Figlia di un dirigente NBC, Sylvester "Pat" Weaver, e dell'attrice britannica Elizabeth Inglis, Sigourney Weaver ha scritto ricche pagine di Hollywood dando vita a figure femminili energiche, mai 'sottomesse' all'uomo, semplicemente iconiche. Eppure la Weaver pensava a tutt'altro, quando decise di fare l'attrice.

"La fantascienza è un genere molto sofisticato, è lì che ci si pone domande esistenziali. In America la letteratura sci-fi è molto importante. Da giovane volevo fare teatro ma al tempo stesso anche spaziare, quindi mi sono fatta strada all’interno dell’industria. Non immaginavo che un giorno avrei fatto fantascienza, volevo fare Shakespeare. Ridley Scott aveva fatto I Duellanti, prima di Alien, quello fu il suo secondo lavoro. Non amava fare molte prove, c’era molta molta improvvisazione sul set ed io ero spaventata, venendo dal teatro, ma la cosa funzionò. Però mi mancava il teatro, tant’è che tornai a fare film solo due anni dopo. Ma Alien è stata un’innovazione ad Hollywood". "Dopo tanti anni, poi, è stato James Cameron a riportarmi nel genere grazie ad Avatar. Quando leggo tante critiche sui blockbuster sci-fi mi arrabbio, perché questi film parlano spesso di molto altro. Non sono solo effetti speciali, sono molto più profondi".

Grazie ad "Aliens - Scontro finale", tra le altre cose, Sigourney strappò la sua prima nomination agli Oscar, bissata nel 1989 grazie a "Gorilla nella nebbia".

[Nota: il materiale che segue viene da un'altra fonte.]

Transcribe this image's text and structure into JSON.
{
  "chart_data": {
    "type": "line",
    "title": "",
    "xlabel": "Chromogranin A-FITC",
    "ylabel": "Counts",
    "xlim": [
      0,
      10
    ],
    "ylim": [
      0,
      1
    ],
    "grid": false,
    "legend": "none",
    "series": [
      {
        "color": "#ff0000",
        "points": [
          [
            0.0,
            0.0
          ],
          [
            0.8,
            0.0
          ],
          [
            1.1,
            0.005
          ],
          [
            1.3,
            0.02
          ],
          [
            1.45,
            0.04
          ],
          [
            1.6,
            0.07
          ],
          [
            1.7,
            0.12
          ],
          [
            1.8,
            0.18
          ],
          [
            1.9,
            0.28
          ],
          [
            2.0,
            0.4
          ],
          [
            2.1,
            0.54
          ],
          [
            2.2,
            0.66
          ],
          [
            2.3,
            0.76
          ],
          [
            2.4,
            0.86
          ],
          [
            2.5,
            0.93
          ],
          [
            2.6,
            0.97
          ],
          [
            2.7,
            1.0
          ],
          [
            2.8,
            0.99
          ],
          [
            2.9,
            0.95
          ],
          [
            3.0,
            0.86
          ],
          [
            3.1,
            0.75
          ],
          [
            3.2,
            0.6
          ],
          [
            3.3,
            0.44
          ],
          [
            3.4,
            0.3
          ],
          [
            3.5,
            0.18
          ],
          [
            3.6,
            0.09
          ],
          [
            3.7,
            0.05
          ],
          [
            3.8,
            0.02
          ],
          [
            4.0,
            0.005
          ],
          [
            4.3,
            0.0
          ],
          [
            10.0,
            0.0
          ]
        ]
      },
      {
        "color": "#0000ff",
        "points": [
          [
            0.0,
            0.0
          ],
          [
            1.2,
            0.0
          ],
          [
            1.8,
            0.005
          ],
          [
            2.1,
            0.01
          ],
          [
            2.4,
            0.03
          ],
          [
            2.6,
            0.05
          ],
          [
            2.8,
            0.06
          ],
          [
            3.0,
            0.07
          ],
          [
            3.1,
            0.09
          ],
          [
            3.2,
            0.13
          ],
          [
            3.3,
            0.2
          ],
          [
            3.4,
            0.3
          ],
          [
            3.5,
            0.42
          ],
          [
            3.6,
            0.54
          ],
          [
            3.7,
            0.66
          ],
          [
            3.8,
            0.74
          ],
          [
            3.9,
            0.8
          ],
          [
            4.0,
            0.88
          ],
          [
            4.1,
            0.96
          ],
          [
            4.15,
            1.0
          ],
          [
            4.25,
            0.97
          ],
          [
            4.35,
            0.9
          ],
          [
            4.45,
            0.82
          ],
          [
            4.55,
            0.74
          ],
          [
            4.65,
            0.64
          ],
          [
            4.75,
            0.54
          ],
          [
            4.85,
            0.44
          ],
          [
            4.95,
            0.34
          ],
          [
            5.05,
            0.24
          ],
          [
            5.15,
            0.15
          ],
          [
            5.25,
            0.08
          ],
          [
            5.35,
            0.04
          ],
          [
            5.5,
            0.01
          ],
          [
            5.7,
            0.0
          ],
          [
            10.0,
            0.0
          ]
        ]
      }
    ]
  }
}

"Quella fu una grandissima esperienza, l’esperienza di lavorare in Africa con una troupe internazionale, e a stretto contatto con i gorilla. Incoraggio chiunque voglia andarci, ad andarci. La maggior parte dei gorilla vuole stare con le persone, sono animali dolcissimi".

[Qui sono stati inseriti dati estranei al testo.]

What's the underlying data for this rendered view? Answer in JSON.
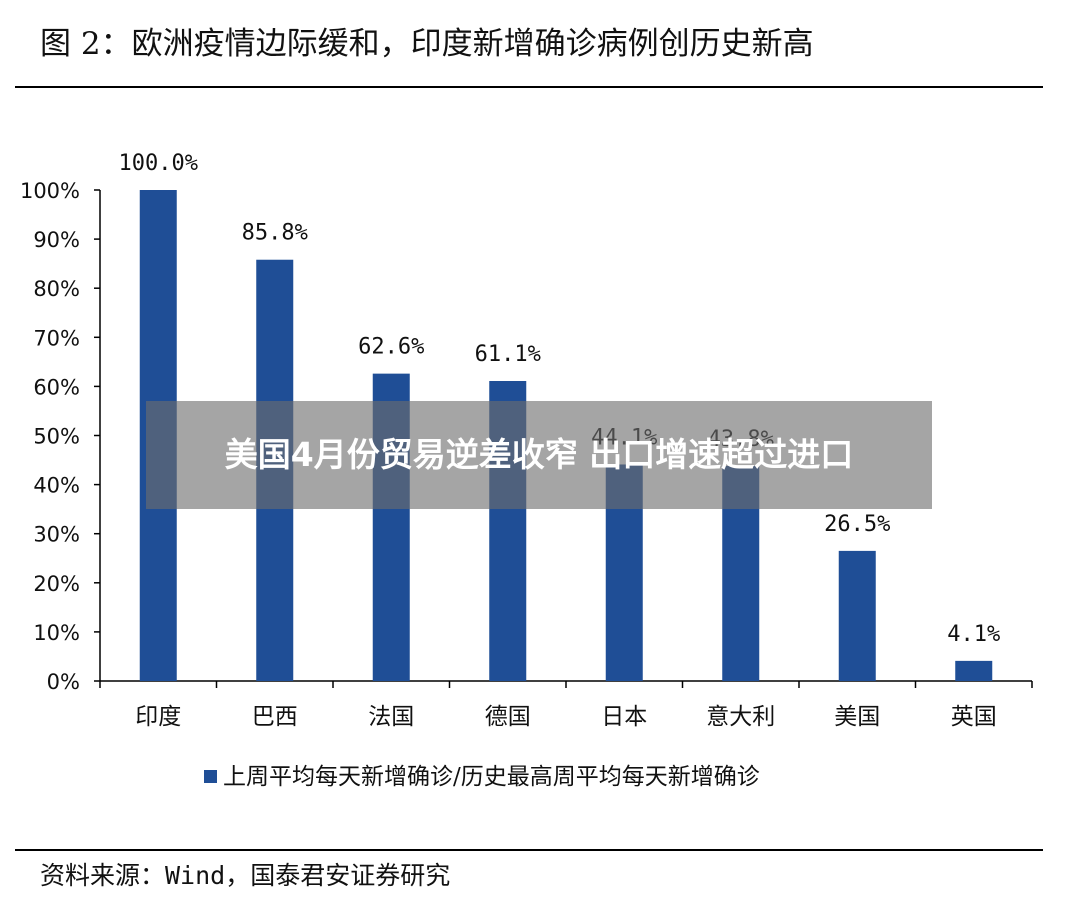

40 anni di carriera e decine e decine di registi, per la Weaver, contattata persino da Luca Guadagnino per due pellicole. Una mai girata dal regista e una, taciuta dall'attrice, da lei rifiutata per impegni precedentemente presi.

"Ho lavorato con registi meravigliosi, tutti molto diversi e con ognuno ho avuto un rapporto diverso. Cameron ha intuito come potessi lavorare in modo molto sottile, era molto vicino al mio modo di lavorare, mentre Ang Lee fu sorprendente. In Tempesta di Ghiaccio non ci siamo mai parlati ma bastava uno sguardo per capirci".

Alta 182 centimetri, Sigourney non ha praticamente mai potuto affidarsi alla propria fisicità per agguantare ruoli da 'commedia romantica'. Soprattutto a inizio carriera, per lei fu alquanto complicato farsi spazio nella stereotipata Hollywood, in cui tutte le giovani attrici dovevano essere possibilmente bionde e formose.

"Ogni volta che entro in una stanza con dei produttori solitamente si siedono, perché sono molto alta, e neanche nella loro più sfrenata immaginazione mi hanno mai vista come la ‘fidanzatina’ di turno. Mi piacciono le love story, ma non ho mai avuto il fisico giusto per interpretarne una. Una donna della mia altezza non poteva suscitare interessi amorosi. Mi hanno sempre ingaggiato registi molto fantasiosi. Non tanto gli studios, che non mi volevano, ma i registi. Sono stati loro a volermi, sposando spesso l'illogicità".

Esordiente in sala nel 1977 com Io e Annie di Woody Allen, Sigourney ha conquistato la 3° e ultima nomination agli Oscar esattamente 30 anni fa, con Una donna in carriera di Mike Nichols. Anno, il 1989, in cui diventò la prima attrice di sempre a vincere due Golden Globe in un'unica edizione, come migliore attrice in un film drammatico e migliore attrice non protagonista per Gorilla nella nebbia e Una donna in carriera.

10 anni dopo Avatar, Sigourney tornerà presto ad indossare gli abiti della Dr.ssa Grace Augustine negli annunciati sequel, attualmente in lavorazione.